Sbastian terkejut dengan permintaan itu, “Kau menyuruhku?” tanya Sbastian dengan bingung.

Cheril mengangguk-anggukan kepalanya, “Tentu saja aku menyuruhmu, kami semua tertawa saat mendengar lelucon Carla, aku juga tertawa saat kau menceritakan tentang Carla, tapi kau dari tadi hanya makan cokelat itu. Kau sama sekali tidak ikut tertawa bersama kami bahkan tersenyum saja tidak.”

Sbastian menelan salivanya, ia tidak senang tertwa atau tersenyum. Itu sama sekali bukan keahliannya.
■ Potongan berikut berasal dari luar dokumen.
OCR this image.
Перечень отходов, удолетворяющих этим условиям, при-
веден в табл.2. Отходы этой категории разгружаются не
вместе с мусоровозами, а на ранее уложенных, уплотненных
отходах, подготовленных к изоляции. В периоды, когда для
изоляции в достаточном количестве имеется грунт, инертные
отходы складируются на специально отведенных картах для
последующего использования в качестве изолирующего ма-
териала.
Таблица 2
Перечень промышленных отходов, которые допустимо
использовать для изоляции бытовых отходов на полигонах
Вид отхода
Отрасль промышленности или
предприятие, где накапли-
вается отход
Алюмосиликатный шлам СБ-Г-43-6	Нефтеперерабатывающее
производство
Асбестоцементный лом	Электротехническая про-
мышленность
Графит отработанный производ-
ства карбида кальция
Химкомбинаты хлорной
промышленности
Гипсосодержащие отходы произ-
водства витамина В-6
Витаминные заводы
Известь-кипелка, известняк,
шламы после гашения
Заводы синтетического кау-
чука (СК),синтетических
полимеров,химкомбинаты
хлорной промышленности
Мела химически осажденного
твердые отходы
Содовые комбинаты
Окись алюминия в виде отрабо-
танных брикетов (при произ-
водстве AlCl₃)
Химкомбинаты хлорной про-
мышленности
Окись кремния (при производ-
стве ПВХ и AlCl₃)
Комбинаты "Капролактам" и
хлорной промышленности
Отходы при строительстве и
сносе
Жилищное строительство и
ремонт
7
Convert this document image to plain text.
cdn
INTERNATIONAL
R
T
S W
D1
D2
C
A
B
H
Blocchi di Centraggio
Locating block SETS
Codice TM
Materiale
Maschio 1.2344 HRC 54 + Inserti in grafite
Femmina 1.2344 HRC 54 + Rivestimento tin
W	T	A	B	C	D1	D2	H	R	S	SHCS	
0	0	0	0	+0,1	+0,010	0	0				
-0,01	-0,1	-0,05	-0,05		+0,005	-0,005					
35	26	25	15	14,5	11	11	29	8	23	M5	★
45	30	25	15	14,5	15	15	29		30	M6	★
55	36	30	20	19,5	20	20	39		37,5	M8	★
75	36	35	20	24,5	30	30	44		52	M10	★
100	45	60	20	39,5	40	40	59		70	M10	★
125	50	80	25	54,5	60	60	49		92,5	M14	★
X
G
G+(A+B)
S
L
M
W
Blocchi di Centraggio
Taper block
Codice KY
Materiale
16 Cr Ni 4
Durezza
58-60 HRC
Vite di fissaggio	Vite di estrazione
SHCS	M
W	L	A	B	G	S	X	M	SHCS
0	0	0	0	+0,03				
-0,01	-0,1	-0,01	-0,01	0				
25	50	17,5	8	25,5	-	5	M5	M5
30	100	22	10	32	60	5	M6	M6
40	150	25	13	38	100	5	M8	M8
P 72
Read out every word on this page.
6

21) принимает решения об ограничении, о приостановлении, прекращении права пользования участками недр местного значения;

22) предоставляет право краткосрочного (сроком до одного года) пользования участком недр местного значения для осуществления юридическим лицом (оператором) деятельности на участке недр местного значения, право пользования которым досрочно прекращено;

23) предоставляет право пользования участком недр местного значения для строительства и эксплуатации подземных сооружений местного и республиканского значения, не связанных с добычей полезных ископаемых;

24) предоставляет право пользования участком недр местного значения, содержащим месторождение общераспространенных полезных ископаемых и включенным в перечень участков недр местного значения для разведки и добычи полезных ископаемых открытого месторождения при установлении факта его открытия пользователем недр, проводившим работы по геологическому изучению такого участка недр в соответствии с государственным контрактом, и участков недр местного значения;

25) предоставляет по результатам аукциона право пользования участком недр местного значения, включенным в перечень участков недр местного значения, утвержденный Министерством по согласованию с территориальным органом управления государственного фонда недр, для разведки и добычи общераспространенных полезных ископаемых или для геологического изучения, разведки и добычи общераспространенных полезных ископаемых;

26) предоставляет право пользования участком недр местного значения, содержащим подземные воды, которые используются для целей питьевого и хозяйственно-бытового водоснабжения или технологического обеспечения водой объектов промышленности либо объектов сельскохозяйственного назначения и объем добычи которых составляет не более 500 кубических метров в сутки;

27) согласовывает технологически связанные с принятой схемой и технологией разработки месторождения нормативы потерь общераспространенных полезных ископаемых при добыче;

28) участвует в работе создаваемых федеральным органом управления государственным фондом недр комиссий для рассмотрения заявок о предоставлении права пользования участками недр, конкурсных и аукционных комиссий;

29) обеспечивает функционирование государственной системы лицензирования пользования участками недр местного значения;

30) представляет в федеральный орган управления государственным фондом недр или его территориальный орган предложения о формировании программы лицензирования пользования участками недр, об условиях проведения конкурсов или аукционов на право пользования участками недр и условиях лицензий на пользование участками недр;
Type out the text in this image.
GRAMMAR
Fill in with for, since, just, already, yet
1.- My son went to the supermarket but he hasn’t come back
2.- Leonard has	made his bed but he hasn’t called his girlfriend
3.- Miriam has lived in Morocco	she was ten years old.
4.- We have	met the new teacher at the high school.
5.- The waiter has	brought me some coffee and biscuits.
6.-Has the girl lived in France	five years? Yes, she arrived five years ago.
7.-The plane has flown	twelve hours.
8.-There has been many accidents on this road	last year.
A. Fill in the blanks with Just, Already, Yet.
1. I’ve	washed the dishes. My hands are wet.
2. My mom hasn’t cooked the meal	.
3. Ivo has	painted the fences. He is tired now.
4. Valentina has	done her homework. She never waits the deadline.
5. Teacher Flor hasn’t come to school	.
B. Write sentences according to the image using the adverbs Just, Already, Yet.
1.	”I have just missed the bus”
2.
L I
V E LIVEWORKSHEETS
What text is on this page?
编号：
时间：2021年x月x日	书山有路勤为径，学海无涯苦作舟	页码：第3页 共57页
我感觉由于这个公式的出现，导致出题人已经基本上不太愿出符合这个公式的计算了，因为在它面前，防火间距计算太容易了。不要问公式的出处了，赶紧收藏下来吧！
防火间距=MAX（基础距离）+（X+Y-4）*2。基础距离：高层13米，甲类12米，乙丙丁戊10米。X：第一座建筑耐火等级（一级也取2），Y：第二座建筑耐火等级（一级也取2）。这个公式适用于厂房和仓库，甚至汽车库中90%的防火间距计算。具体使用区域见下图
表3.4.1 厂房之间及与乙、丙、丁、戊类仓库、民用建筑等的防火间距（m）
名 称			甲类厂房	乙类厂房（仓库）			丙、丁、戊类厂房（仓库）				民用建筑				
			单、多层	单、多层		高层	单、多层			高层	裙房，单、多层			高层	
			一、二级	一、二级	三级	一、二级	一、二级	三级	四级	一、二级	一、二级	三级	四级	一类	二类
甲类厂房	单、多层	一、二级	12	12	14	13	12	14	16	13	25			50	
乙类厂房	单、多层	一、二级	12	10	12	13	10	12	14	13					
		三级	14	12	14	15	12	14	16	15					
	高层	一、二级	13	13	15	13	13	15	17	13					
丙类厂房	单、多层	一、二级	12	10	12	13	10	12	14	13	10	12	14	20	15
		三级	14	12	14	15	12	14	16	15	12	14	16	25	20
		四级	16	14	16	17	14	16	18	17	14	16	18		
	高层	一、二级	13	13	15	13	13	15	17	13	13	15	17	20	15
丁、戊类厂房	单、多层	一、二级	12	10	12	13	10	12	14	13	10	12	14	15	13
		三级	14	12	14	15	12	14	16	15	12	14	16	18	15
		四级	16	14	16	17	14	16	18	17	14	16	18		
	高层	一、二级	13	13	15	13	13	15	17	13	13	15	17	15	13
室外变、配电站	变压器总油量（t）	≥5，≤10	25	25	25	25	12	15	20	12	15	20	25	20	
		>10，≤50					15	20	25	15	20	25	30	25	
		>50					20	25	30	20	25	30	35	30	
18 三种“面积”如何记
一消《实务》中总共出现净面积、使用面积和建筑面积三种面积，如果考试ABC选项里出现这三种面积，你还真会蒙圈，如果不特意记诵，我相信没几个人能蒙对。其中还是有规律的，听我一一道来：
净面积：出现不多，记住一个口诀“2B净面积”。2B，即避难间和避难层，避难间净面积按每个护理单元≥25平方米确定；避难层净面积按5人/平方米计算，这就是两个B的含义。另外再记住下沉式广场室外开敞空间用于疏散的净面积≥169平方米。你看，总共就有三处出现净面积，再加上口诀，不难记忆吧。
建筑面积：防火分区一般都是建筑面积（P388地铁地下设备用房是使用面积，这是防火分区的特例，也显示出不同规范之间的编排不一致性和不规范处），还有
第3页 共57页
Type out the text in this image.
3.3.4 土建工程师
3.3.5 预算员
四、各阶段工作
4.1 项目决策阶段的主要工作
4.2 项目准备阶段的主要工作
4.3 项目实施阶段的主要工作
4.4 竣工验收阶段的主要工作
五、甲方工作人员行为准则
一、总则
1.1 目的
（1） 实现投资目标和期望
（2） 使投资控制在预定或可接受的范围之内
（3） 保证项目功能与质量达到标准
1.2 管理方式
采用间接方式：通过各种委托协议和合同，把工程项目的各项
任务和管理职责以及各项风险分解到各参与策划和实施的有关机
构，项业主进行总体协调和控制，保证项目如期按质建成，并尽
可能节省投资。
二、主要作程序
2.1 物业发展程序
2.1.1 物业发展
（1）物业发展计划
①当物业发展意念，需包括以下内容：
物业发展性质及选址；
“Apa kau sebenarnya tidak benar-benar meminta maaf padaku? Apa kau pura-pura menyesal? Apa jangan-jangan benar kata Carla bahwa kau bukan orang yamg baik?” Cheril terus bertanya tanpa henti. Sbastian menatap Carla dengan tatapan siap menerkam. Dokter muda itu penasaran dengan apa yang telah Carla katakana pada gadis kecil itu hingga gadis kecil itu mengatakan bahwa dirinya bukan orang baik.

“Kenapa diam saja?” Cheril kembali bersuara.

Sbastian mencoba untuk mencari alasan, “Jika aku bukan orang baik aku tidak mungkin datang mencarimu untuk meminta maaf, jika aku tidak tulus meminta maaf padamu mana mungkin aku memakan cokelat ini sampai hampir habis.”

“Tapi kenapa kau tidak tertawa dan tersenyum seperti kami?” Cheril kembali bertanya.

“Itu bukan hobiku,” ucap Sbastian asal.

Cheril menghembuskan nafas berat, “Tertawa dan tersenyum memangnya hobi? Bukannya hobi itu seperti membaca dan menggambar?” gadis kecil itu merasa bingung.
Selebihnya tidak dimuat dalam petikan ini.